On the firemen picket lines the strikers are trespassing on their employers property. The fire engines do not belong to the strikers, they belong to the employers, and the strikers have no right to interfere with the property of their employers in any way whatsoever. Nor can they be present on the employer's property without the employer's permission. This is trespass, and it is not just lack of respect, it is a crime and a civil wrong. Nor can they obstruct anybody in any way. They can ask as much money as they want, but, if the employer does not agree, their only option is to accept the employer's offer, or to end the contract of employment by giving the agreed notice. They cannot force anybody to employ them on their terms.
This is common law and common sense. Everything else is socialist nonsense, which has no legal validity whatsoever. And the reason for the present strike is failure by the government to perform its primary duty — protection of person and property.
So why is the government not performing its duty of protecting person and property?
The government are failing in their duty, because in the past political demagogues were promoting false ideas of “industrial relations”, of “union rights”, of “working class”, of “class struggle”, of “industrial democracy”, of “the two sides of industry” and of “the two sectors of the economy”.
They saw prices and incomes as matters of government policy, not as a result of contractual relationship between free people equal under the law.
The governments who enacted the various industrial relations acts acted incompetently and dishonestly. They abused their powers, and the laws enacted by them are null and void. It is the duty of government to protect private and public property, and to provide workable system of administration of justice for resolution of private disputes. Politics is abuse of government powers.

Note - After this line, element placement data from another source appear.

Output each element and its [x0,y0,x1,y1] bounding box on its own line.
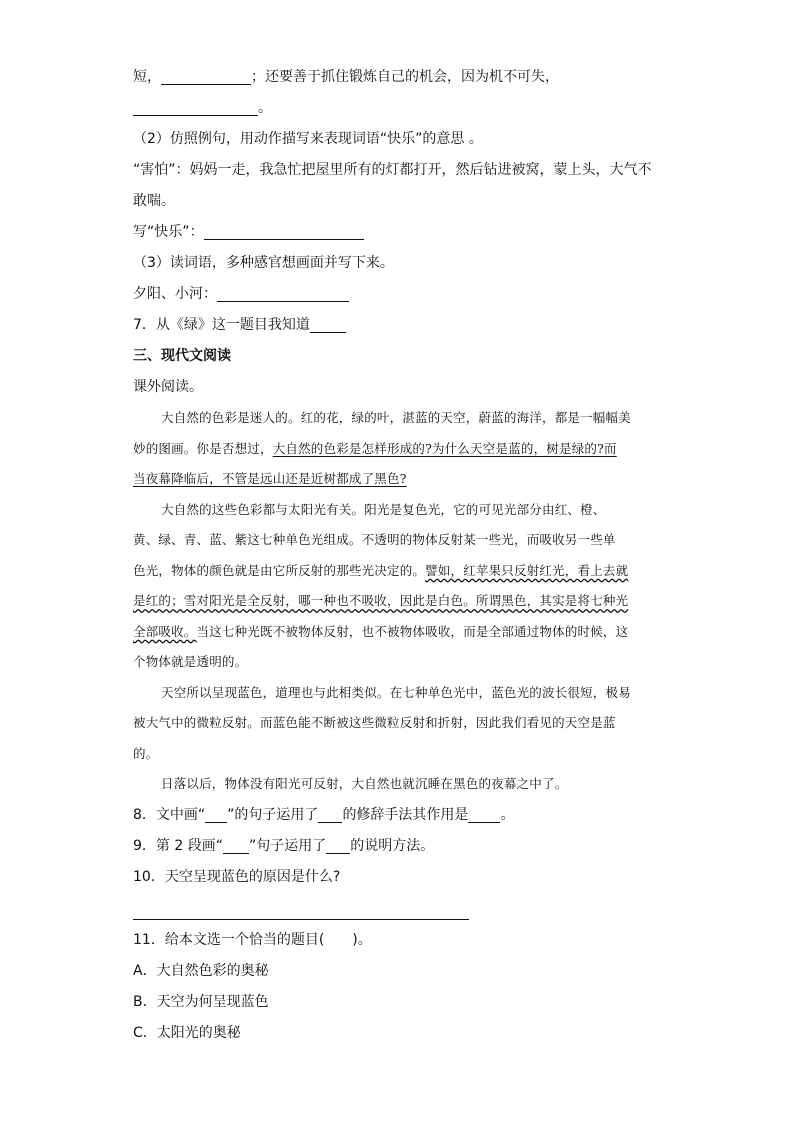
passage-text: 色光，物体的颜色就是由它所反射的那些光决定的。 [133,562,426,578]
passage-line [133,464,663,495]
passage-line: 日落以后，物体没有阳光可反射，大自然也就沉睡在黑色的夜幕之中了。 [161,776,568,791]
passage-line: 天空所以呈现蓝色，道理也与此相类似。在七种单色光中，蓝色光的波长很短，极易 [161,684,631,700]
q8-row [133,800,663,831]
answer-blank[interactable] [326,835,350,854]
wavy-underlined-sentence: 譬如，红苹果只反射红光，看上去就 [425,562,629,578]
section-subtitle: 课外阅读。 [133,379,203,395]
q9-text: 9．第 2 段画“ [133,837,223,854]
passage-line: 个物体就是透明的。 [133,654,248,669]
wavy-underlined-sentence: 全部吸收。 [133,623,197,639]
q8-text: 。 [500,806,515,823]
passage-line [133,556,663,587]
answer-blank[interactable] [468,804,500,823]
underlined-sentence: 当夜幕降临后，不管是远山还是近树都成了黑色? [133,471,407,486]
answer-blank[interactable] [204,221,364,240]
q11-text: 11．给本文选一个恰当的题目( )。 [133,931,372,948]
answer-blank[interactable] [133,97,258,116]
q6-line1 [133,62,663,93]
passage-line: 黄、绿、青、蓝、紫这七种单色光组成。不透明的物体反射某一些光，而吸收另一些单 [133,532,616,547]
passage-line: 大自然的这些色彩都与太阳光有关。阳光是复色光，它的可见光部分由红、橙、 [161,501,606,517]
passage-text: 妙的图画。你是否想过， [133,440,273,456]
answer-blank[interactable] [223,835,249,854]
q11-option-c[interactable]: C．太阳光的奥秘 [133,1024,241,1041]
q6-part3-words: 夕阳、小河： [133,286,217,302]
passage-text: 当这七种光既不被物体反射，也不被物体吸收，而是全部通过物体的时候，这 [196,623,629,639]
q9-text: 的说明方法。 [350,837,435,854]
passage-line: 被大气中的微粒反射。而蓝色能不断被这些微粒反射和折射，因此我们看见的天空是蓝 [133,715,616,730]
q10-text: 10．天空呈现蓝色的原因是什么? [133,868,341,885]
q6-text: 。 [258,100,272,116]
section-title: 三、现代文阅读 [133,348,231,364]
passage-line [133,586,663,617]
reading-passage [133,403,663,800]
q11-option-a[interactable]: A．大自然色彩的奥秘 [133,962,269,979]
passage-line [133,617,663,648]
answer-blank[interactable] [318,804,342,823]
q6-write-row [133,217,663,248]
answer-blank[interactable] [161,66,251,85]
q6-part3-title: （3）读词语，多种感官想画面并写下来。 [133,255,394,271]
q9-text: ”句子运用了 [248,837,327,854]
q7-row [133,310,663,341]
q6-example-line1: “害怕”：妈妈一走，我急忙把屋里所有的灯都打开，然后钻进被窝，蒙上头，大气不 [133,162,652,178]
wavy-underlined-sentence: 是红的；雪对阳光是全反射，哪一种也不吸收，因此是白色。所谓黑色，其实是将七种光 [133,593,629,608]
q6-part2-title: （2）仿照例句，用动作描写来表现词语“快乐”的意思 。 [133,131,483,147]
q6-example-line2: 敢喘。 [133,193,175,209]
passage-line: 的。 [133,745,159,761]
q8-text: 8．文中画“ [133,806,206,823]
q7-text: 7．从《绿》这一题目我知道 [133,317,310,333]
worksheet-page [133,62,663,1049]
q8-text: 的修辞手法其作用是 [342,806,469,823]
answer-blank[interactable] [205,804,227,823]
q11-option-b[interactable]: B．天空为何呈现蓝色 [133,993,269,1010]
underlined-sentence: 大自然的色彩是怎样形成的?为什么天空是蓝的，树是绿的?而 [272,440,617,456]
answer-blank[interactable] [217,283,349,302]
q6-line2 [133,93,663,124]
q9-row [133,831,663,862]
q6-text: ；还要善于抓住锻炼自己的机会，因为机不可失， [251,69,559,85]
passage-line: 大自然的色彩是迷人的。红的花，绿的叶，湛蓝的天空，蔚蓝的海洋，都是一幅幅美 [161,410,631,425]
q10-answer-line[interactable] [133,893,469,920]
q6-write-label: 写“快乐”： [133,224,204,240]
passage-line [133,434,663,465]
q6-part3-row [133,279,663,310]
q8-text: ”的句子运用了 [227,806,319,823]
answer-blank[interactable] [310,314,346,333]
q6-text: 短， [133,69,161,85]
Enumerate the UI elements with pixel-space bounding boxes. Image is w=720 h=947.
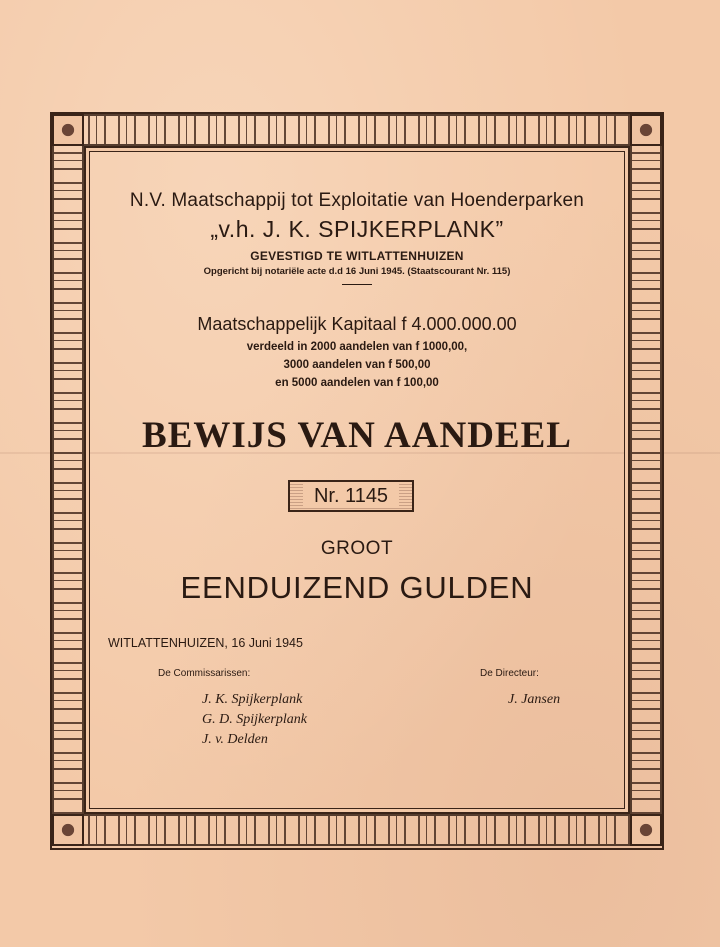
divider-rule: [342, 284, 372, 285]
certificate-title: BEWIJS VAN AANDEEL: [142, 415, 572, 456]
commissioners-label: De Commissarissen:: [158, 668, 251, 679]
authorized-capital: Maatschappelijk Kapitaal f 4.000.000.00: [197, 314, 517, 334]
share-division-line: en 5000 aandelen van f 100,00: [275, 377, 439, 389]
company-seat: GEVESTIGD TE WITLATTENHUIZEN: [250, 249, 464, 263]
share-division-line: 3000 aandelen van f 500,00: [283, 359, 431, 371]
corner-ornament-bottom-right: [630, 814, 662, 846]
ornament-border-bottom: [52, 814, 662, 846]
share-division-line: verdeeld in 2000 aandelen van f 1000,00,: [246, 341, 468, 353]
ornament-border-left: [52, 146, 84, 814]
corner-ornament-top-left: [52, 114, 84, 146]
corner-ornament-bottom-left: [52, 814, 84, 846]
share-amount: EENDUIZEND GULDEN: [180, 570, 534, 605]
director-label: De Directeur:: [480, 668, 539, 679]
commissioner-signature: J. v. Delden: [202, 732, 268, 747]
certificate-number: Nr. 1145: [303, 484, 399, 508]
ornament-border-right: [630, 146, 662, 814]
company-name: „v.h. J. K. SPIJKERPLANK”: [210, 216, 504, 242]
ornament-border-top: [52, 114, 662, 146]
founding-note: Opgericht bij notariële acte d.d 16 Juni 1945. (Staatscourant Nr. 115): [203, 266, 511, 277]
commissioner-signature: G. D. Spijkerplank: [202, 712, 307, 727]
place-date: WITLATTENHUIZEN, 16 Juni 1945: [108, 636, 303, 650]
certificate-content: [84, 146, 630, 814]
company-line: N.V. Maatschappij tot Exploitatie van Hoenderparken: [129, 190, 585, 211]
director-signature: J. Jansen: [508, 692, 561, 707]
groot-label: GROOT: [320, 538, 394, 559]
commissioner-signature: J. K. Spijkerplank: [202, 692, 303, 707]
certificate-number-box: [288, 480, 414, 512]
corner-ornament-top-right: [630, 114, 662, 146]
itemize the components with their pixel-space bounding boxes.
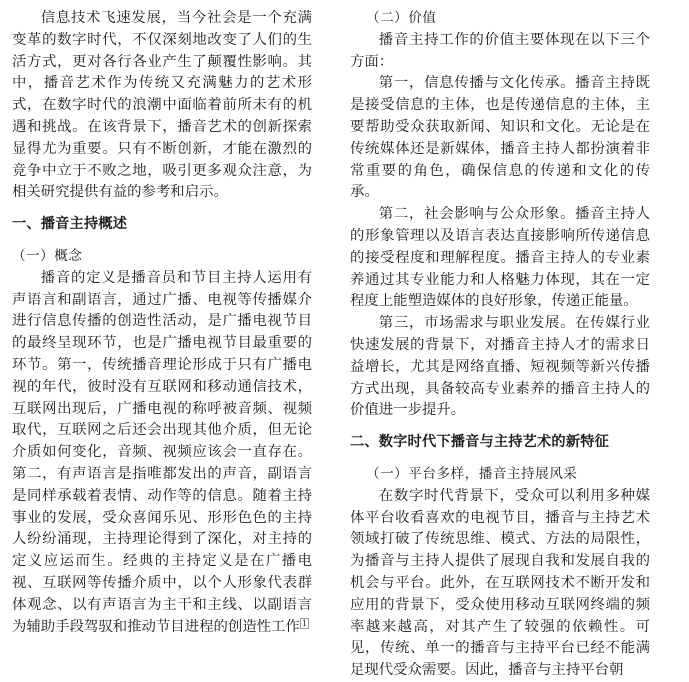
right-column [350,8,650,682]
intro-paragraph: 信息技术飞速发展，当今社会是一个充满变革的数字时代，不仅深刻地改变了人们的生活方式，更对各行各业产生了颠覆性影响。其中，播音艺术作为传统又充满魅力的艺术形式，在数字时代的浪潮中面临着前所未有的机遇和挑战。在该背景下，播音艺术的创新探索显得尤为重要。只有不断创新，才能在激烈的竞争中立于不败之地，吸引更多观众注意，为相关研究提供有益的参考和启示。 [12,10,312,201]
subheading-concept: （一）概念 [12,247,83,264]
value-point-1: 第一，信息传播与文化传承。播音主持既是接受信息的主体，也是传递信息的主体，主要帮助受众获取新闻、知识和文化。无论是在传统媒体还是新媒体，播音主持人都扮演着非常重要的角色，确保信息的传递和文化的传承。 [350,75,650,201]
subheading-value: （二）价值 [366,10,437,26]
section-heading-overview: 一、播音主持概述 [12,216,128,233]
value-intro-paragraph: 播音主持工作的价值主要体现在以下三个方面： [350,31,650,70]
concept-text: 播音的定义是播音员和节目主持人运用有声语言和副语言，通过广播、电视等传播媒介进行信息传播的创造性活动，是广播电视节目的最终呈现环节，也是广播电视节目最重要的环节。第一，传统播音理论形成于只有广播电视的年代，彼时没有互联网和移动通信技术，互联网出现后，广播电视的称呼被音频、视频取代，互联网之后还会出现其他介质，但无论介质如何变化，音频、视频应该会一直存在。第二，有声语言是指唯都发出的声音，副语言是同样承载着表情、动作等的信息。随着主持事业的发展，受众喜闻乐见、形形色色的主持人纷纷涌现，主持理论得到了深化，对主持的定义应运而生。经典的主持定义是在广播电视、互联网等传播介质中，以个人形象代表群体观念、以有声语言为主干和主线、以副语言为辅助手段驾驭和推动节目进程的创造性工作 [12,269,312,635]
left-column [12,8,312,638]
value-point-2: 第二，社会影响与公众形象。播音主持人的形象管理以及语言表达直接影响所传递信息的接受程度和理解程度。播音主持人的专业素养通过其专业能力和人格魅力体现，其在一定程度上能塑造媒体的良好形象，传递正能量。 [350,206,650,310]
section-heading-new-features: 二、数字时代下播音与主持艺术的新特征 [350,434,609,451]
citation-marker[interactable]: 1 [301,618,307,628]
platform-paragraph: 在数字时代背景下，受众可以利用多种媒体平台收看喜欢的电视节目，播音与主持艺术领域打破了传统思维、模式、方法的局限性，为播音与主持人提供了展现自我和发展自我的机会与平台。此外，在互联网技术不断开发和应用的背景下，受众使用移动互联网终端的频率越来越高，对其产生了较强的依赖性。可见，传统、单一的播音与主持平台已经不能满足现代受众需要。因此，播音与主持平台朝 [350,487,650,679]
value-point-3: 第三，市场需求与职业发展。在传媒行业快速发展的背景下，对播音主持人才的需求日益增长，尤其是网络直播、短视频等新兴传播方式出现，具备较高专业素养的播音主持人的价值进一步提升。 [350,315,650,419]
subheading-platforms: （一）平台多样，播音主持展风采 [366,465,578,482]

In his “vision” article Tony Blair acknowledges that “the rhetoric and false choices of the past” must be abandoned. But old rhetoric should not be replaced with new rhetoric. All rhetoric and politics must be abandoned lock, stock and barrel, and replaced with honest and competent government.
If Tony Blair really wants a society free from crime and anti‐social behaviour, and industrial strikes are examples of criminal and anti‐social behaviour, he must scrap all politically motivated legislation introduced by previous governments, and redefine duties and responsibilities of government from prime principles. Attempts to re‐brand or re‐jig the criminal and perverse philosophy of Socialism are bound to fail.